If this cannot be solved - and soon - then the outcome will see Doak's men gradually lose touch with the PRO12's top four and could, heaven forbid, even potentially threaten their place in next season's Champions Cup.

Yes, that's a bit of a Doomsday scenario but, right now, if Ulster don't sort themselves out then, well, anything could happen.

From the very outset at the Ospreys, who now top the league after avenging last month's defeat in Belfast, Doak's men looked shaken with Dan Tuohy smashed backwards in a double-hit from Alun Wyn Jones and flanker James King.

And then second row Wyn Jones and prop Marc Thomas combined to easily unlock Ulster's defence for Dan Biggar to score in the 17th minute and convert after the scores had been locked at 3-3.

With Ulster frantically scrambling in defence - Rory Best's nailing of Dan Evans saving one situation - it didn't help when Humphreys opted to avoid a possible charge-down by trying to clear a dangerous situation with his weaker right foot.

He sliced the ball and invited the Ospreys to attack, destroy Ulster's first-up defence with Rhys Webb scoring his first.

Biggar's conversion made it 17-3 ahead of the confusion which Nigel Owens helped finally sort out just before half-time after it seemed Humphreys had snaffled a touchdown and referee Neil Paterson had awarded the score - twice it seemed - before the error was spotted.

Ulster can feel aggrieved at the replays being taken back to spot Josh Matavesi's forward pass which cancelled out the advantage being played to the Welsh side by Mr Paterson, but them's the breaks.

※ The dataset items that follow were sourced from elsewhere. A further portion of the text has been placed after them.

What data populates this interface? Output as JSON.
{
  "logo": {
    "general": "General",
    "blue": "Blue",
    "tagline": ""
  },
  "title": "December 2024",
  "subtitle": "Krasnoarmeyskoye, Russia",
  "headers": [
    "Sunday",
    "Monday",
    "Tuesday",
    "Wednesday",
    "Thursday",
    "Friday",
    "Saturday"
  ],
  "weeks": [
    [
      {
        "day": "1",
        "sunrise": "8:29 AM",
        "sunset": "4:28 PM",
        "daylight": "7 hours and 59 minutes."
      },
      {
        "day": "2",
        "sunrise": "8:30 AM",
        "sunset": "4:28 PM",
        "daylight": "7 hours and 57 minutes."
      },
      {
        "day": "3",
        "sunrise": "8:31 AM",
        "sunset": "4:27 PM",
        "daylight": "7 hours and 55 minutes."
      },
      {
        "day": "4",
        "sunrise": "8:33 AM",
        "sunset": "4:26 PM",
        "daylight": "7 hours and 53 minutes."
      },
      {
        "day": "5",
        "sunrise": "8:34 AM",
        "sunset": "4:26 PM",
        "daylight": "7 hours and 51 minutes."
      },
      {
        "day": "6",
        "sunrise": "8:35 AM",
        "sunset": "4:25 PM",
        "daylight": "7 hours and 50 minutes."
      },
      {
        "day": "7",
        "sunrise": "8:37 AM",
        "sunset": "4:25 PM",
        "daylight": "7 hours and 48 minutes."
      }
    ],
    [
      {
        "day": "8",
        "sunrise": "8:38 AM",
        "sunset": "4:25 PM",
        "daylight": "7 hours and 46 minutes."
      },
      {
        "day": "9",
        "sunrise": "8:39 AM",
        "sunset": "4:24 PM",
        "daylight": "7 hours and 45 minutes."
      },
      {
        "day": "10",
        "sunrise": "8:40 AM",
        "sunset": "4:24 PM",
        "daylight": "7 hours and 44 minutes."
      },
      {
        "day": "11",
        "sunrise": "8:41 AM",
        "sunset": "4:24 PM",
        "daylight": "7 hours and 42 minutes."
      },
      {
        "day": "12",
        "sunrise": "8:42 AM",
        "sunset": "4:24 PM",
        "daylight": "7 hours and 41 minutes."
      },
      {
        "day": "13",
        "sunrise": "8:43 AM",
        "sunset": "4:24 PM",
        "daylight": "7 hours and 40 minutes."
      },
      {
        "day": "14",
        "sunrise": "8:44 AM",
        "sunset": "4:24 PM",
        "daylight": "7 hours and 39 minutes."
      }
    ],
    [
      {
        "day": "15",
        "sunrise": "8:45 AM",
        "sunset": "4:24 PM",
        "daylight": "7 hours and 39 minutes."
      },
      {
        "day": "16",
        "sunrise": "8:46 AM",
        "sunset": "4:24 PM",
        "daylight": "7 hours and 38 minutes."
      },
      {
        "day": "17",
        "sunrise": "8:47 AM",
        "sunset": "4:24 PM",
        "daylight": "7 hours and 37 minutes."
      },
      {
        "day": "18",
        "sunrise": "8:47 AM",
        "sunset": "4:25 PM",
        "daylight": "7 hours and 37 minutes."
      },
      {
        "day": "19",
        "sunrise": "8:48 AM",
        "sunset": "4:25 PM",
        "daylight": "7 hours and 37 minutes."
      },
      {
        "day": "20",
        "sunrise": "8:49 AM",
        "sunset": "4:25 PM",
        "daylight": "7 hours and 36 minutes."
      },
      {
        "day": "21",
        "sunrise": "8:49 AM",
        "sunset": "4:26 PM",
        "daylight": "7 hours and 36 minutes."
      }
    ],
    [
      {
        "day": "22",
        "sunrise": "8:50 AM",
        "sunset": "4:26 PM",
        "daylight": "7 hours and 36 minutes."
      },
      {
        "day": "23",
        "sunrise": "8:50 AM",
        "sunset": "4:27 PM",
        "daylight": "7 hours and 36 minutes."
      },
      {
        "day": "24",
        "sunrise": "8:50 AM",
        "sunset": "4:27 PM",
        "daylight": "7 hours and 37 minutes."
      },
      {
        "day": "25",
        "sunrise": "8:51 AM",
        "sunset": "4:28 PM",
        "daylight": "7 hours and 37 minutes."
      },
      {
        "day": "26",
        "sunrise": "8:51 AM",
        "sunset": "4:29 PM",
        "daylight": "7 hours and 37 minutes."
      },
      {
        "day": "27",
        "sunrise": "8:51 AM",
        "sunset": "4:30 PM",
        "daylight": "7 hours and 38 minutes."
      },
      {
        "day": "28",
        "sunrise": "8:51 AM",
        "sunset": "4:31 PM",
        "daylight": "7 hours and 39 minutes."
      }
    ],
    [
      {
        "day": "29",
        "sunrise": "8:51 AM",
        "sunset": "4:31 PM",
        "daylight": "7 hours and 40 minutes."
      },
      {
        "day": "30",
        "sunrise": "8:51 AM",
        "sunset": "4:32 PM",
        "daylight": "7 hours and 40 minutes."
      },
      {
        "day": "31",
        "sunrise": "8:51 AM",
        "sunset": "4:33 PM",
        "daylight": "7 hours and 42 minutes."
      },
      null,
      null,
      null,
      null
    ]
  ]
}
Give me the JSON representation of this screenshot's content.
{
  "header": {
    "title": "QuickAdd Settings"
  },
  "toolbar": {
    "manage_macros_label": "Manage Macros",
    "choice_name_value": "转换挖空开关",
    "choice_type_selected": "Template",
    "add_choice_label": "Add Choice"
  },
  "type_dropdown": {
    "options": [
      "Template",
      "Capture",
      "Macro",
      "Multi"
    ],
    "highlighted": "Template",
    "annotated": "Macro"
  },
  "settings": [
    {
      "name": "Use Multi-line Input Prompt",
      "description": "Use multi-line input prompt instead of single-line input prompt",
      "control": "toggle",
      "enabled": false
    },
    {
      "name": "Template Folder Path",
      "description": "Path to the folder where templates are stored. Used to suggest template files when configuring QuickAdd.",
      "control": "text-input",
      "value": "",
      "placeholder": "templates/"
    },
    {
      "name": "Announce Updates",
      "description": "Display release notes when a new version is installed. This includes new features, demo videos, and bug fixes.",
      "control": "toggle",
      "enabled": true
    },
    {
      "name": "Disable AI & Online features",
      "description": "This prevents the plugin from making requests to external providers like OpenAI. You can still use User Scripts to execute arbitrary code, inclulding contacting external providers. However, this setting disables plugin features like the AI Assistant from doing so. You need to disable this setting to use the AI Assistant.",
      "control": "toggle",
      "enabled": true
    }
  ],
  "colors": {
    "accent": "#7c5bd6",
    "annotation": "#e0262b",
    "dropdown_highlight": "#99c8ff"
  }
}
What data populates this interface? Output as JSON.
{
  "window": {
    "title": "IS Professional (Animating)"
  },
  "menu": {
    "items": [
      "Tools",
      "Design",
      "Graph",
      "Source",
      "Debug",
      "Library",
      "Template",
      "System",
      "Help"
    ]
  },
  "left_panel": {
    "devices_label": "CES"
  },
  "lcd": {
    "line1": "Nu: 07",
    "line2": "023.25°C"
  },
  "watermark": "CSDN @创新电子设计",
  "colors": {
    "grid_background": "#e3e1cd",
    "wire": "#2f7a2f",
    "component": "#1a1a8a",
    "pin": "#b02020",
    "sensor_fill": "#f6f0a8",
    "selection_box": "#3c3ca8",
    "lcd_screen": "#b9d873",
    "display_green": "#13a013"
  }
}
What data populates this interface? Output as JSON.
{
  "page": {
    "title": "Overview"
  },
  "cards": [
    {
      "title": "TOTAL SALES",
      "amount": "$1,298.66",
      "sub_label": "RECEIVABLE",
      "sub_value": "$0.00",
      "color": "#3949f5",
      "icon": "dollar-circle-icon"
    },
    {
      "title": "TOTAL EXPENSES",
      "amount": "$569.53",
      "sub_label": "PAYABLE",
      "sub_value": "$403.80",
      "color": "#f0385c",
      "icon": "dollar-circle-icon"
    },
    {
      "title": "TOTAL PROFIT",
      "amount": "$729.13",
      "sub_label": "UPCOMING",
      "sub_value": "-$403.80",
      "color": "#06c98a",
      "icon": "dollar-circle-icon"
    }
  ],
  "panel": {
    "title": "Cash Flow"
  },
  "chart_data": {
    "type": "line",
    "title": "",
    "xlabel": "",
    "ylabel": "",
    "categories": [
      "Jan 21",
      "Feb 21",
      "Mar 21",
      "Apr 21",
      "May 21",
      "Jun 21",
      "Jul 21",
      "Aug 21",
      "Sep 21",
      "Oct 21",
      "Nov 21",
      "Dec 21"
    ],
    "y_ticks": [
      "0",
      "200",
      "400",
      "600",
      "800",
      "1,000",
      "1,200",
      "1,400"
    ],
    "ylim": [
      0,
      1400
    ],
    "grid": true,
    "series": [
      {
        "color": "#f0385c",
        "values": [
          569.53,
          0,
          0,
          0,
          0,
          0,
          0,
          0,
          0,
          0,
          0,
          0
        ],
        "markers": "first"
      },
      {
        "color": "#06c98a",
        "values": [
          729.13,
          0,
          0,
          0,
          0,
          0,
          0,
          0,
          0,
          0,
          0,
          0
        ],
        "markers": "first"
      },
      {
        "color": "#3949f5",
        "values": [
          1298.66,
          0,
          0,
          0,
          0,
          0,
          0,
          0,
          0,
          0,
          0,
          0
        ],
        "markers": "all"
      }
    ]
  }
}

Humphreys' early second half penalty was a brief interlude as first Webb,again after a lengthy look from the TMO, and then Hanno Dirksen, the latter smashing through Humphreys for the try bonus, crossed the line.

At 31-6, Ulster did at least get two tries, from Rob Herring and Tommy Bowe on his first return to his old stomping ground, though it did look as if Stuart Olding had obstructed a defender.

No matter, though, the game was gone anyway and now Ulster simply must recover or begin the New Year staring at a very real sense of meltdown.